Key cost drivers you need to monitor include:

• R&D spend, which remains substantial, averaging $97.1 million for the nine months ended September 30, 2025.
• Personnel costs, which are a major driver of both R&D and G&A.
• Non-cash valuation adjustments on contingent consideration liabilities.

Finance: draft 13-week cash view by Friday.

Sana Biotechnology, Inc. (SANA) - Canvas Business Model: Revenue Streams

You're looking at the revenue side of Sana Biotechnology, Inc. (SANA) as of late 2025, and honestly, it's what you'd expect from a company deep in the development trenches. The current reality is that there are no commercial sales yet, so the focus is entirely on funding the science.

Zero Product Revenue (Pre-Commercial Stage)

Sana Biotechnology, Inc. is definitely in the pre-commercial stage. You won't find any revenue from selling approved medicines right now; the company has no products approved for commercial sale. The entire financial model right now relies on external capital to fund the significant Research and Development Expenses necessary to get their cell therapies across the finish line.

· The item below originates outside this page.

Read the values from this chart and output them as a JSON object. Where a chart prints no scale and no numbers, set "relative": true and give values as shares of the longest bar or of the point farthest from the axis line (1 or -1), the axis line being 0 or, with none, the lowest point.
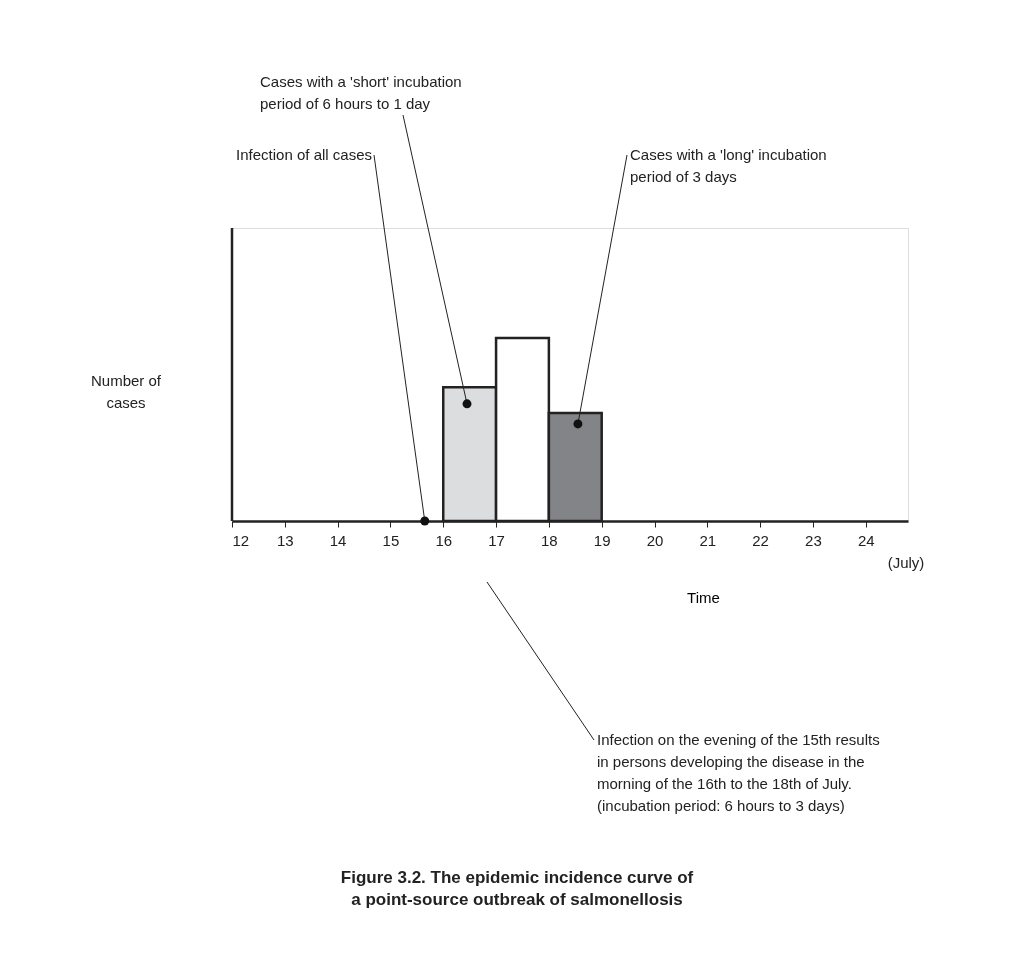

Primary Funding via Equity Financing

The lifeblood for Sana Biotechnology, Inc. in late 2025 is clearly equity financing. The company has been actively raising capital to extend its runway, which is expected to last into late 2026. This cash infusion is critical given the net losses reported, such as the $42.2 million net loss for the third quarter ended September 30, 2025.

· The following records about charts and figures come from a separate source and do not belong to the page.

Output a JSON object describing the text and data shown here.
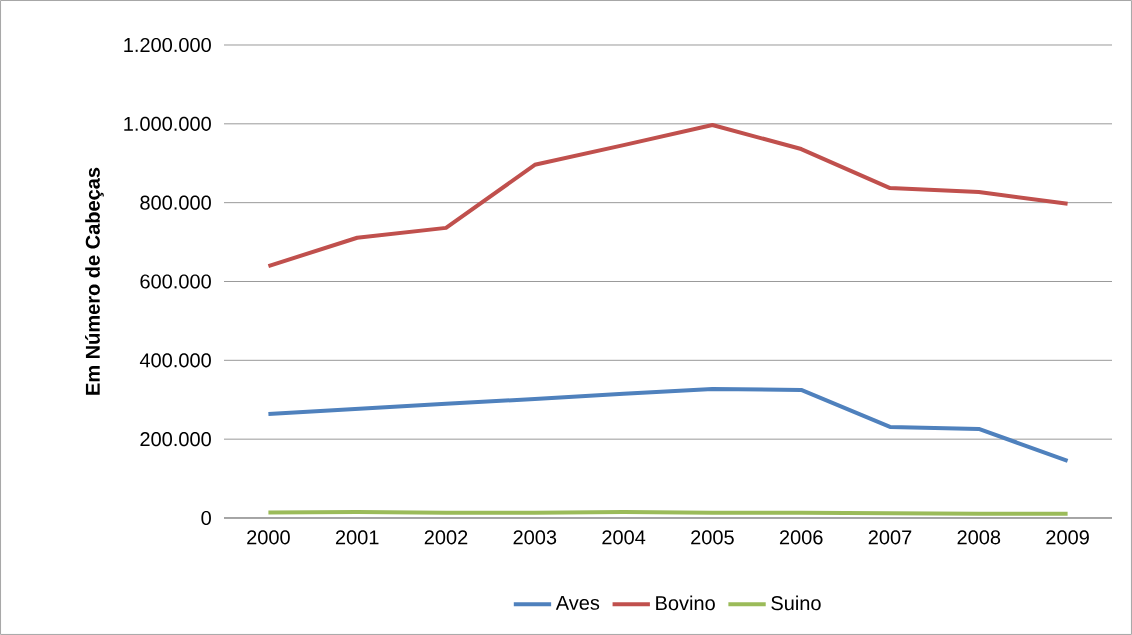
{
  "chart_data": {
    "type": "line",
    "ylabel": "Em Número de Cabeças",
    "categories": [
      "2000",
      "2001",
      "2002",
      "2003",
      "2004",
      "2005",
      "2006",
      "2007",
      "2008",
      "2009"
    ],
    "series": [
      {
        "name": "Aves",
        "color": "#4f81bd",
        "values": [
          264000,
          277000,
          290000,
          302000,
          315000,
          327000,
          325000,
          231000,
          226000,
          145000
        ]
      },
      {
        "name": "Bovino",
        "color": "#c0504d",
        "values": [
          639000,
          711000,
          736000,
          896000,
          946000,
          997000,
          936000,
          837000,
          827000,
          797000
        ]
      },
      {
        "name": "Suino",
        "color": "#9bbb59",
        "values": [
          14000,
          15000,
          13000,
          13000,
          15000,
          13000,
          13000,
          12000,
          11000,
          11000
        ]
      }
    ],
    "ylim": [
      0,
      1200000
    ],
    "yticks": [
      0,
      {
        "value": 200000,
        "label": "200.000"
      },
      {
        "value": 400000,
        "label": "400.000"
      },
      {
        "value": 600000,
        "label": "600.000"
      },
      {
        "value": 800000,
        "label": "800.000"
      },
      {
        "value": 1000000,
        "label": "1.000.000"
      },
      {
        "value": 1200000,
        "label": "1.200.000"
      }
    ],
    "grid": "y",
    "legend": "bottom",
    "marker": "none",
    "line_style": "solid"
  }
}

Here's the quick math on the most recent equity raises that bolster the balance sheet:

The net proceeds from equity financings through September 30, 2025, totaled $109.7 million, which helped keep the cash balance slightly up to $153.1 million from $152.5 million at the end of 2024.

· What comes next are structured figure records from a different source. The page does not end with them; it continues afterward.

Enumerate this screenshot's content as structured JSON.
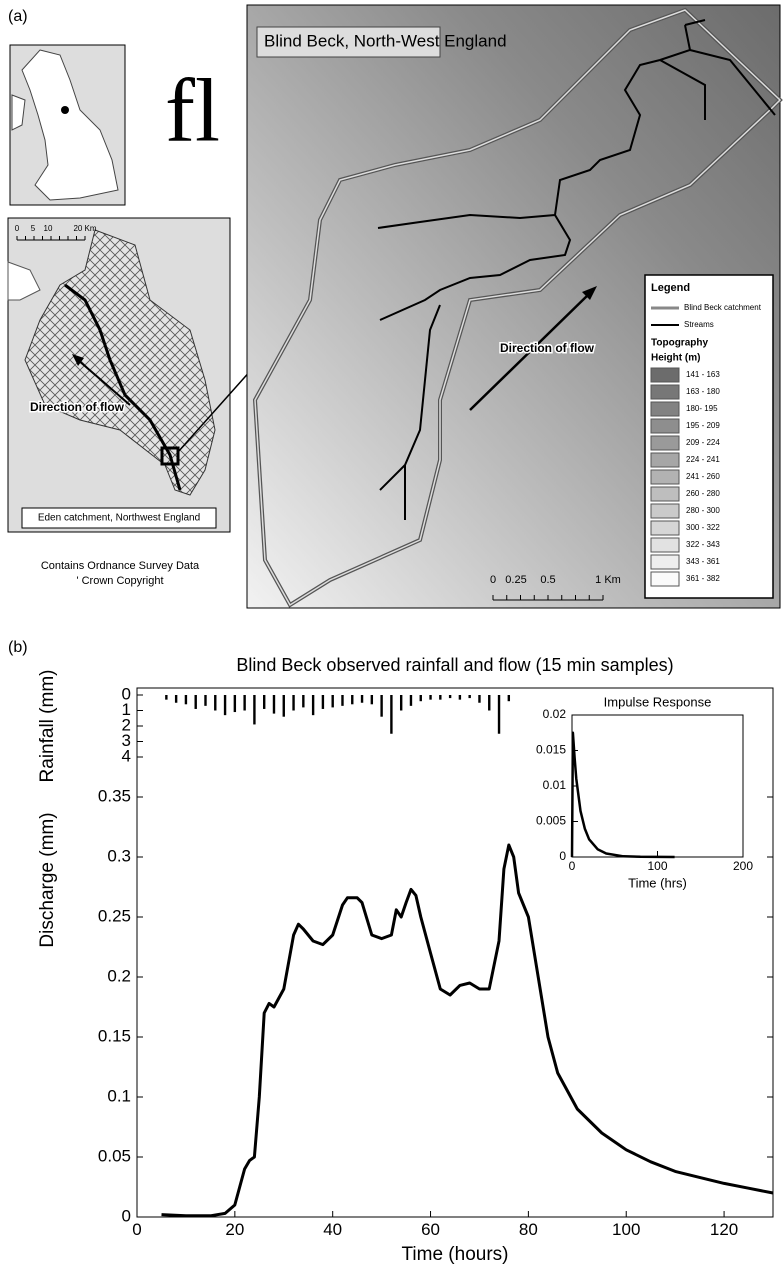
{
  "panel_a": {
    "label": "(a)",
    "glyph": "fl",
    "map_title": "Blind Beck, North-West England",
    "direction": "Direction of flow",
    "scale": [
      "0",
      "0.25",
      "0.5",
      "1 Km"
    ],
    "legend": {
      "title": "Legend",
      "catchment": "Blind Beck catchment",
      "streams": "Streams",
      "topography": "Topography",
      "height": "Height (m)",
      "classes": [
        {
          "label": "141 - 163",
          "color": "#6c6c6c"
        },
        {
          "label": "163 - 180",
          "color": "#777777"
        },
        {
          "label": "180- 195",
          "color": "#828282"
        },
        {
          "label": "195 - 209",
          "color": "#8e8e8e"
        },
        {
          "label": "209 - 224",
          "color": "#9a9a9a"
        },
        {
          "label": "224 - 241",
          "color": "#a6a6a6"
        },
        {
          "label": "241 - 260",
          "color": "#b2b2b2"
        },
        {
          "label": "260 - 280",
          "color": "#bebebe"
        },
        {
          "label": "280 - 300",
          "color": "#cacaca"
        },
        {
          "label": "300 - 322",
          "color": "#d6d6d6"
        },
        {
          "label": "322 - 343",
          "color": "#e2e2e2"
        },
        {
          "label": "343 - 361",
          "color": "#eeeeee"
        },
        {
          "label": "361 - 382",
          "color": "#fafafa"
        }
      ]
    },
    "eden": {
      "scale": [
        "0",
        "5",
        "10",
        "20 Km"
      ],
      "direction": "Direction of flow",
      "caption": "Eden catchment, Northwest England"
    },
    "credit": [
      "Contains Ordnance Survey Data",
      "' Crown Copyright"
    ]
  },
  "panel_b": {
    "label": "(b)"
  },
  "chart_data": [
    {
      "type": "line",
      "title": "Blind Beck observed rainfall and flow (15 min samples)",
      "xlabel": "Time (hours)",
      "ylabel": "Discharge (mm)",
      "y2label": "Rainfall (mm)",
      "xlim": [
        0,
        130
      ],
      "xticks": [
        0,
        20,
        40,
        60,
        80,
        100,
        120
      ],
      "ylim": [
        0,
        0.35
      ],
      "yticks": [
        0,
        0.05,
        0.1,
        0.15,
        0.2,
        0.25,
        0.3,
        0.35
      ],
      "y2lim": [
        0,
        4
      ],
      "y2ticks": [
        0,
        1,
        2,
        3,
        4
      ],
      "series": [
        {
          "type": "line",
          "color": "#000000",
          "x": [
            5,
            10,
            15,
            18,
            20,
            21,
            22,
            23,
            24,
            25,
            26,
            27,
            28,
            30,
            32,
            33,
            34,
            36,
            38,
            40,
            42,
            43,
            45,
            46,
            48,
            50,
            52,
            53,
            54,
            55,
            56,
            57,
            58,
            60,
            62,
            64,
            66,
            68,
            70,
            72,
            74,
            75,
            76,
            77,
            78,
            80,
            82,
            84,
            86,
            90,
            95,
            100,
            105,
            110,
            115,
            120,
            125,
            130
          ],
          "values": [
            0.002,
            0.001,
            0.001,
            0.003,
            0.01,
            0.025,
            0.04,
            0.047,
            0.05,
            0.1,
            0.17,
            0.178,
            0.175,
            0.19,
            0.235,
            0.244,
            0.24,
            0.23,
            0.227,
            0.235,
            0.26,
            0.266,
            0.266,
            0.262,
            0.235,
            0.232,
            0.235,
            0.256,
            0.25,
            0.262,
            0.273,
            0.268,
            0.25,
            0.22,
            0.19,
            0.185,
            0.193,
            0.195,
            0.19,
            0.19,
            0.23,
            0.29,
            0.31,
            0.3,
            0.27,
            0.25,
            0.2,
            0.15,
            0.12,
            0.09,
            0.07,
            0.056,
            0.046,
            0.038,
            0.033,
            0.028,
            0.024,
            0.02
          ]
        },
        {
          "type": "bar",
          "axis": "y2",
          "color": "#000000",
          "x": [
            6,
            8,
            10,
            12,
            14,
            16,
            18,
            20,
            22,
            24,
            26,
            28,
            30,
            32,
            34,
            36,
            38,
            40,
            42,
            44,
            46,
            48,
            50,
            52,
            54,
            56,
            58,
            60,
            62,
            64,
            66,
            68,
            70,
            72,
            74,
            76
          ],
          "values": [
            0.3,
            0.5,
            0.6,
            0.9,
            0.7,
            1.0,
            1.3,
            1.1,
            1.0,
            1.9,
            0.9,
            1.2,
            1.4,
            1.0,
            0.8,
            1.3,
            0.9,
            0.8,
            0.7,
            0.6,
            0.5,
            0.6,
            1.4,
            2.5,
            1.0,
            0.7,
            0.4,
            0.3,
            0.3,
            0.2,
            0.3,
            0.2,
            0.5,
            1.0,
            2.5,
            0.4
          ]
        }
      ]
    },
    {
      "type": "line",
      "title": "Impulse Response",
      "xlabel": "Time (hrs)",
      "color": "#000000",
      "xlim": [
        0,
        200
      ],
      "xticks": [
        0,
        100,
        200
      ],
      "ylim": [
        0,
        0.02
      ],
      "yticks": [
        0,
        0.005,
        0.01,
        0.015,
        0.02
      ],
      "x": [
        0,
        1,
        3,
        5,
        10,
        15,
        20,
        30,
        40,
        60,
        80,
        120
      ],
      "values": [
        0,
        0.0175,
        0.014,
        0.011,
        0.0065,
        0.004,
        0.0025,
        0.0011,
        0.0005,
        0.0001,
        3e-05,
        0
      ]
    }
  ]
}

Potential Future Milestone Payments from Collaborations

While not a current revenue source, the structure for future non-product revenue is in place through existing or future arrangements. You can see evidence of this mechanism in the accounting for contingent consideration. For the three months ended September 30, 2025, Sana recognized $3.1 million in non-cash expenses related to the change in estimated fair value of success payment liabilities. This indicates that milestone, royalty, or other payments under licenses or collaborations are an expected, albeit variable, component of future non-product revenue streams.

These potential payments are tied to the success of their pipeline, which Sana Biotechnology, Inc. has recently streamlined to focus on two key assets:

• Advancing SC451 toward an Investigational New Drug (IND) filing as early as 2026.
• Advancing SG293, the next-generation in vivo CAR T, toward an IND filing as early as 2027.

Future Product Sales of SC451 and SG293 (Post-Regulatory Approval)

The ultimate, and most significant, future revenue stream will come from product sales, contingent entirely on regulatory approval. The company has explicitly prioritized these two candidates. The path to market is still several years out, but the milestones are clear:

• SC451: A HIP-modified stem cell-derived pancreatic islet cell therapy for type 1 diabetes.
• SG293: An in vivo CAR T product candidate targeting B-cell cancers and/or autoimmune diseases.

Until an IND is accepted and clinical trials are successfully completed, these remain purely potential revenue sources, not actual financial figures for the current period. Finance: draft 13-week cash view by Friday.